R. S. Prakash of Bangalore Mirror wrote "Only if Venkat had worked harder on the script, it would have been a hattrick". Y. Sunita Chowdary of The Hindu wrote "Bereft of any smart lines, the drama stands out visually and for most of its running time it will keep one engaged." Pavithra Srinivasan of Rediff.com wrote "Enjoy this holiday for what it is, with no great expectations about a story and Goa might keep you entertained."

=== Box office ===
The film was number one at the Chennai box office during its opening week.

== Accolades ==

| Award | Category | Recipient(s) and nominee(s) | Result | Ref. |
| Edison Awards | Best Romantic Movie | Goa | Won |  |
| Mirchi Music Awards South | Listeners' Choice Award – Song of the Year | "Idhu Varai" | Won (4th place) |  |
| Technical – Sound Mixer | Ramji Soma and Kumaraguruparan – ("Idhu Varai") | Won |
| Best Upcoming Singer of the Year – Male | Ajesh – ("Idhu Varai") | Won |
| Vijay Awards | Best Supporting Actor | Sampath Raj | Nominated |  |
| Best Female Playback Singer | Andrea Jeremiah – ("Idhu Varai") | Nominated |
| Best Lyricist | Gangai Amaran – ("Idhu Varai") | Nominated |
| Vijay Music Awards | Best Folk Song of the Year | "Adida! Nayandiya" | Nominated |  |
| Popular Melody of the Year | "Idhu Varai" | Nominated |
| Popular Duet of the Year | Andrea Jeremiah and Ajesh – ("Idhu Varai") | Won |
| Popular Female Singer of the Year | Andrea Jeremiah – ("Idhu Varai") | Nominated |
| Best Debut Male Playback Singer – Jury Award | Ajesh – ("Idhu Varai") | Nominated |

== Legacy ==
Sudhish Kamath of The Hindu noted that both Goa and Tamizh Padam (which also released on the same day) provided the essence of how "Tamil cinema learned to laugh at itself. The very concept of matinee idol took a beating and the sacred image of the quintessential Tamil film hero came crashing down." He noted Goas pop culture references were "more celebratory than satirical", while Tamizh Padam being a full-length spoof film, where "is a no-holds barred review of the eccentricities, clichés and ridiculous conventions of Tamil cinema." Even during the clash, both the film's crew members, took a dig at each other through their post-release promotional materials.

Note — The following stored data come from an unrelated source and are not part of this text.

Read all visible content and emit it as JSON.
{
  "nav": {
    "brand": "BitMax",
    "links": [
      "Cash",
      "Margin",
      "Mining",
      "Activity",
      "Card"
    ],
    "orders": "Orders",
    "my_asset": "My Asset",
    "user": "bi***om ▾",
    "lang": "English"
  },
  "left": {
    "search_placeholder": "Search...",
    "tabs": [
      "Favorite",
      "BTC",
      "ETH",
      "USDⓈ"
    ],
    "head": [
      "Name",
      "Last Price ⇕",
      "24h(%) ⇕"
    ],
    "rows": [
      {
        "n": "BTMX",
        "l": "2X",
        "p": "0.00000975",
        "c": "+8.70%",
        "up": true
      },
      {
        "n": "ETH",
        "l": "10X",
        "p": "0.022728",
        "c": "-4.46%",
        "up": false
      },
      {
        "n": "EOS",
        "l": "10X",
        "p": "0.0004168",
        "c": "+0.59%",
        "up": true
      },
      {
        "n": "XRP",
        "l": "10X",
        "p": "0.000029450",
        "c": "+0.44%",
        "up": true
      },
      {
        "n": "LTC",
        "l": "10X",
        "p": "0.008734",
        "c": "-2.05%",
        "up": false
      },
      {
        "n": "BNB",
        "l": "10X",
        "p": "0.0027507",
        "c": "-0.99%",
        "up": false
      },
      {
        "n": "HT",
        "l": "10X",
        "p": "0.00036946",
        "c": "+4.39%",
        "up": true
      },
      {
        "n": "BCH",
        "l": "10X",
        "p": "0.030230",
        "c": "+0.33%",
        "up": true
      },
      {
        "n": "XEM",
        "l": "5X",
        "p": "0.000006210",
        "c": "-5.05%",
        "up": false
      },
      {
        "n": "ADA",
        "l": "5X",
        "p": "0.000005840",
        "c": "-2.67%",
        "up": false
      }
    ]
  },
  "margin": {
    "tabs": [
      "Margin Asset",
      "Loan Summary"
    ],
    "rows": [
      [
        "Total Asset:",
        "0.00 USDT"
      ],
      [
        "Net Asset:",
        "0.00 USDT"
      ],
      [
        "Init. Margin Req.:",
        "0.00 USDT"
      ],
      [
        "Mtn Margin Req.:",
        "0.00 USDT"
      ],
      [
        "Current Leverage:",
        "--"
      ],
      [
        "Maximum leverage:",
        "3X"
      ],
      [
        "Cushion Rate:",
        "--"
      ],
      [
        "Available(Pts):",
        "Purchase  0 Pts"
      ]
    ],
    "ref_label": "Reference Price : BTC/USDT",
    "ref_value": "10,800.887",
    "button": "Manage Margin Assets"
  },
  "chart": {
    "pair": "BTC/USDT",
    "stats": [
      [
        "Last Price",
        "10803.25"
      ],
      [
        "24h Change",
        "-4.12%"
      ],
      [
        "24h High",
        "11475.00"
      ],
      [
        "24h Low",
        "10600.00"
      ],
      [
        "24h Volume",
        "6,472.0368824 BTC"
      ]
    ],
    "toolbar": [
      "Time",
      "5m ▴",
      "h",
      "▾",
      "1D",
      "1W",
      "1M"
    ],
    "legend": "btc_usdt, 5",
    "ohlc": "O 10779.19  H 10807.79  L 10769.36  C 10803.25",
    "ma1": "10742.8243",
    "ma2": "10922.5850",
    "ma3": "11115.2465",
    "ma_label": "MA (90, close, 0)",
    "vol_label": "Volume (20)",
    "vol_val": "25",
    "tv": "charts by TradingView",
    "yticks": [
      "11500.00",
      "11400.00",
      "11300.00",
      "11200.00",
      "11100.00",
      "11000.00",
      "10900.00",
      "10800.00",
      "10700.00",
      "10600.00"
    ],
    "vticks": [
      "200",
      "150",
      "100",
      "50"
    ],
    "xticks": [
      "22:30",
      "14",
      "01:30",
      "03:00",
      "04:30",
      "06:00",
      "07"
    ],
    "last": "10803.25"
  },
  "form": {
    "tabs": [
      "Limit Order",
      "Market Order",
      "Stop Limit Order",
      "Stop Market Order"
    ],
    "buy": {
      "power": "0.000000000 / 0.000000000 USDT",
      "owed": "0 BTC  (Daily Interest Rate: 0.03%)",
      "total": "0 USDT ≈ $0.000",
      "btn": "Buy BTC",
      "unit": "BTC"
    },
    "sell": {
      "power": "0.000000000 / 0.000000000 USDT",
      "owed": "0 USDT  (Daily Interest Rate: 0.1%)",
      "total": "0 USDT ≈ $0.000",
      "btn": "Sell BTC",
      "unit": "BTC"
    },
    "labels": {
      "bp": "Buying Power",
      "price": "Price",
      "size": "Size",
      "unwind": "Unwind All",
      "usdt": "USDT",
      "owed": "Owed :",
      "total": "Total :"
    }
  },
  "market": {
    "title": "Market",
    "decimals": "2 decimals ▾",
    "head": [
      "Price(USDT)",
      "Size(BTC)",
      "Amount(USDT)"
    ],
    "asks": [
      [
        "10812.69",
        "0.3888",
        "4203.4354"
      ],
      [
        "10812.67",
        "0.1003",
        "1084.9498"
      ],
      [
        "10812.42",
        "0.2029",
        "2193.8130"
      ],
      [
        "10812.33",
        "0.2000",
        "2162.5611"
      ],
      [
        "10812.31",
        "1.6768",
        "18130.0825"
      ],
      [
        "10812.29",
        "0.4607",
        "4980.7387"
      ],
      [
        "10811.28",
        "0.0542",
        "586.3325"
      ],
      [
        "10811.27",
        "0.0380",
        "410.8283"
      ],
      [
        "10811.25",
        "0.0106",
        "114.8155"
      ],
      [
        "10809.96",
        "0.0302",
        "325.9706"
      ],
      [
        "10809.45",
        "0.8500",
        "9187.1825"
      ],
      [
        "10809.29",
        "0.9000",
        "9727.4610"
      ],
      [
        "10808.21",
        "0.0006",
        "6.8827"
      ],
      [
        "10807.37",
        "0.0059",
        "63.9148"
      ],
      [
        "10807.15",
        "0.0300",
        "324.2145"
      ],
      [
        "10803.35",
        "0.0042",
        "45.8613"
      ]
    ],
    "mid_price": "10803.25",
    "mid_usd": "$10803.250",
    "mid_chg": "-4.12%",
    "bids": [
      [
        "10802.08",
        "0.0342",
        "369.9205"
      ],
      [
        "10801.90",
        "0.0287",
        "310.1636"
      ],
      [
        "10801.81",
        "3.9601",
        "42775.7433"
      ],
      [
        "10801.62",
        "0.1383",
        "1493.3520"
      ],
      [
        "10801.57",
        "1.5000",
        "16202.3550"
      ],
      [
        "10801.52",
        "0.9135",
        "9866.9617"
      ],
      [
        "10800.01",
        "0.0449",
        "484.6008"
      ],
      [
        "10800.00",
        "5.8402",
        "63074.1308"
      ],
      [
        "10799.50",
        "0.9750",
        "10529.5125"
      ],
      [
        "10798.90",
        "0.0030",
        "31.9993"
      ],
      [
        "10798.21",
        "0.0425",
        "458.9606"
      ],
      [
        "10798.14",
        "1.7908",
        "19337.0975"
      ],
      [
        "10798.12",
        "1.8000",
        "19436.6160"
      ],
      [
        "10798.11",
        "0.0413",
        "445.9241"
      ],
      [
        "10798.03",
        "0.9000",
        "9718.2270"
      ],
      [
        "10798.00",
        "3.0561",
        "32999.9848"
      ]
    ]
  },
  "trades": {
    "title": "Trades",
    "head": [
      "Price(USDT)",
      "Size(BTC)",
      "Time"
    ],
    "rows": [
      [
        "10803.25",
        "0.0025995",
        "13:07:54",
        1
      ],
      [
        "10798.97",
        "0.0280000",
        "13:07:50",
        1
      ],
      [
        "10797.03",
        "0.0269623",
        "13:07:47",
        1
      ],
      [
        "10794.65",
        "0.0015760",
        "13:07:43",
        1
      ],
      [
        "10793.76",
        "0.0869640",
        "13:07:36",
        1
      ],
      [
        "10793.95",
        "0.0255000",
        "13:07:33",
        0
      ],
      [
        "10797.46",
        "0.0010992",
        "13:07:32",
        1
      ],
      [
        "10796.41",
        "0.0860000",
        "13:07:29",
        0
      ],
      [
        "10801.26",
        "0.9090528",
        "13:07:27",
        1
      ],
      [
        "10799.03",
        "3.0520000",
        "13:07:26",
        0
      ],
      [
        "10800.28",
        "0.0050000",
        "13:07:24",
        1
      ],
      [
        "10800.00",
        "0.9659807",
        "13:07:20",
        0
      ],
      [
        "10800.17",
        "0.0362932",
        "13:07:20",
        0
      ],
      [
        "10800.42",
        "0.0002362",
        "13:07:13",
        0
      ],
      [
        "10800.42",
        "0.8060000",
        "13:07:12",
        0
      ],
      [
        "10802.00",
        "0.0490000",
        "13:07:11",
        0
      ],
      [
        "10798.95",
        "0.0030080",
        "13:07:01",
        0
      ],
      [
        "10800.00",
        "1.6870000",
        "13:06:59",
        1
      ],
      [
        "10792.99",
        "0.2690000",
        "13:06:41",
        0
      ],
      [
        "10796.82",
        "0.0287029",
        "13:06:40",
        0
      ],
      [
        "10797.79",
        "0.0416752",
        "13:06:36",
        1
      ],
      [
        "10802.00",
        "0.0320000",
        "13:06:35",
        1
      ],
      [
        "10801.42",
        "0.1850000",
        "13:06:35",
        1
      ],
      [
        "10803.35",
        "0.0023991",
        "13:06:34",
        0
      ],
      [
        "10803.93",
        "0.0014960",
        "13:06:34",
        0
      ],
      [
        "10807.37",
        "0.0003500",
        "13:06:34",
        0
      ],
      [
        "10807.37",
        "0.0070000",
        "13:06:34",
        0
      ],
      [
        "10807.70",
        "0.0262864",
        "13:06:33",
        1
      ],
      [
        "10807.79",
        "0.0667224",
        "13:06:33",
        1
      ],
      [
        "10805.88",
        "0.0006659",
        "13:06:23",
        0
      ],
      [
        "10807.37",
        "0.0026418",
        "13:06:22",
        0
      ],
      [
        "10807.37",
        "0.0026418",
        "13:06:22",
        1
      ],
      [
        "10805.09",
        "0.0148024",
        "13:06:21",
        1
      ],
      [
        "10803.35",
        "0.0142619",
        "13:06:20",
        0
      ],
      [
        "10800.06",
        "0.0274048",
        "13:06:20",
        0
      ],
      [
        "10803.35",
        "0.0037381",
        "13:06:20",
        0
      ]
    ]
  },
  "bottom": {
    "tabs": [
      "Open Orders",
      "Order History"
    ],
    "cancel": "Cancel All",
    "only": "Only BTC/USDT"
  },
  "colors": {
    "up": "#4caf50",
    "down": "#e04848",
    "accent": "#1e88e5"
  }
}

Vinay's (Jai) comic sense where he speaks broken English was popular in the film. Actor Ravikanth was also notable for his role where he played around 12 characters in the film. Goa was the first mainstream film in Tamil cinema to feature a same-sex relationship, focused on Jack (Sampath) and Danny (Akash). Venkat Prabhu tweeted in his X platform, that Sampath's performance as a gay character never received much accolades, in response to Kalidas Jayaram winning the SIIMA Award for his performance as a queer character in Paava Kadhaigal (2020).